I’ve done my best to tuck my legs and arms into the frayed hospital Johnny I’ve been allowed to cover my body with after my last interrogation and torture session; but the threadbare garment barely covers my core, let alone my curled limbs. What skin is covered by the thin cotton still feels the icy chill of the tile through the fabric.

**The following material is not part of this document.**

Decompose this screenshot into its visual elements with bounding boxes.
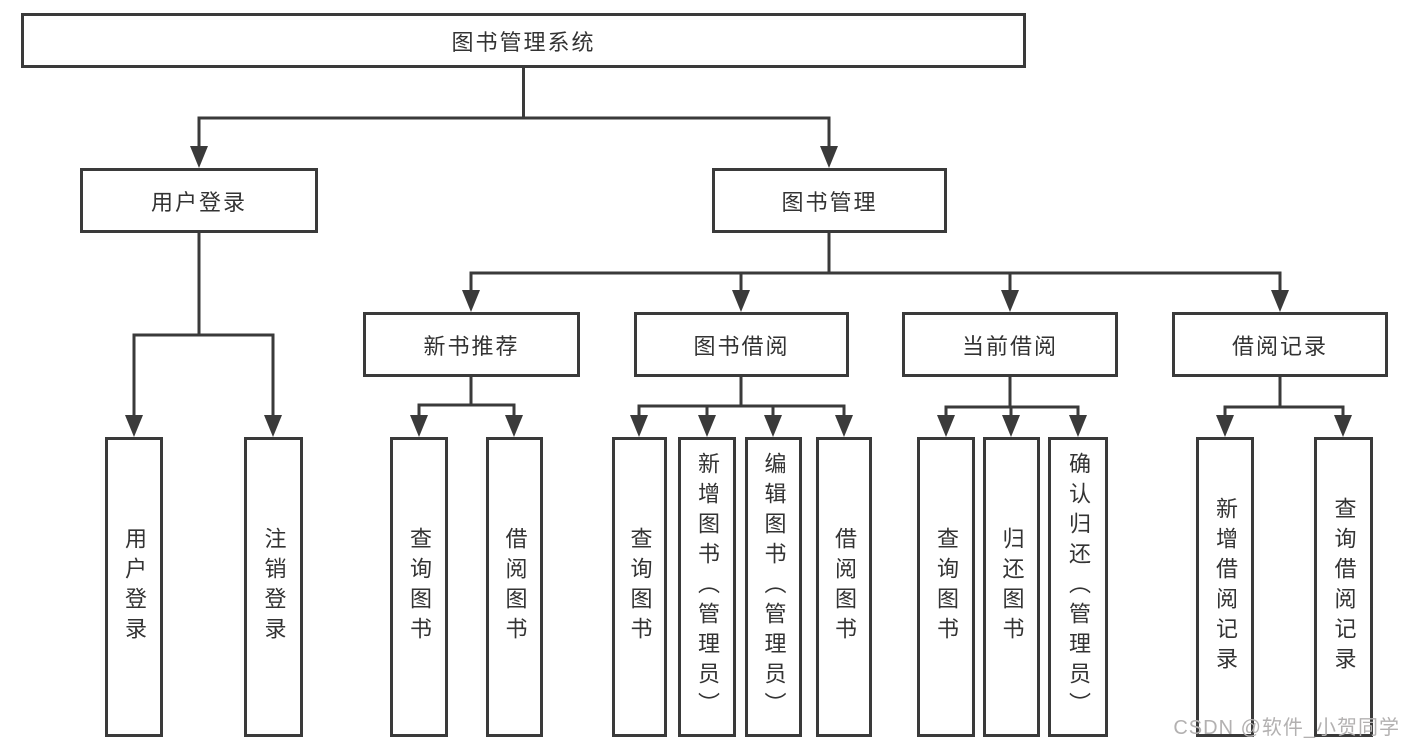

As miserable as it is with the lights dialed up so bright that they glow bright pinky-orange through my closed eyelids; my toes and fingers aching with cold—it’s better than the sweltering moist darkness of previous attempts to wear me down. The stifling wet heat combined with the close-darkness of the pod drove me and my claustrophobia to a near fever pitch—my panicked brain worried that I would simply cease to draw oxygen from the wet, inky blackness.

Exhaustion has long since set in, but my shivering and chattering teeth keep me awake with the strength of their spasms.

In all of this time alone with my thoughts, I still haven’t been able to figure out exactly what is going on.

I’d assumed that Frank would have given up all of our gathered intelligence about the Zeitnot virus and my parent’s plans once he was safely reinstalled at the Windmill—that I would simply be held captive for the purposes of exploring and developing a cure, a vaccine so that the Windmill could set about their ultimate goal of profiteering from not only the virus, but my parent’s work with designation and fated mate testing as well.

However, from my first interrogations with Lowry and Compton—it became clear that Frank hadn’t been as forthcoming with our findings as I had expected. NeitherLowry nor Compton seemed to know that there had been a definitive cure for the Zeitnot developed in the 90s, that Sébastien had been able to replicate it, nor the consequences of said ‘cure’ flipping the designations of those treated with the medicines derived from my own blood.

Of course, they were still somewhat in the dark about how the cure was found and fashioned.

Considering I haven’t been stuck full of needles and locked away in a laboratory somewhere—I’d say Frank’s failed to share that I am the only known source of the cure with them as well.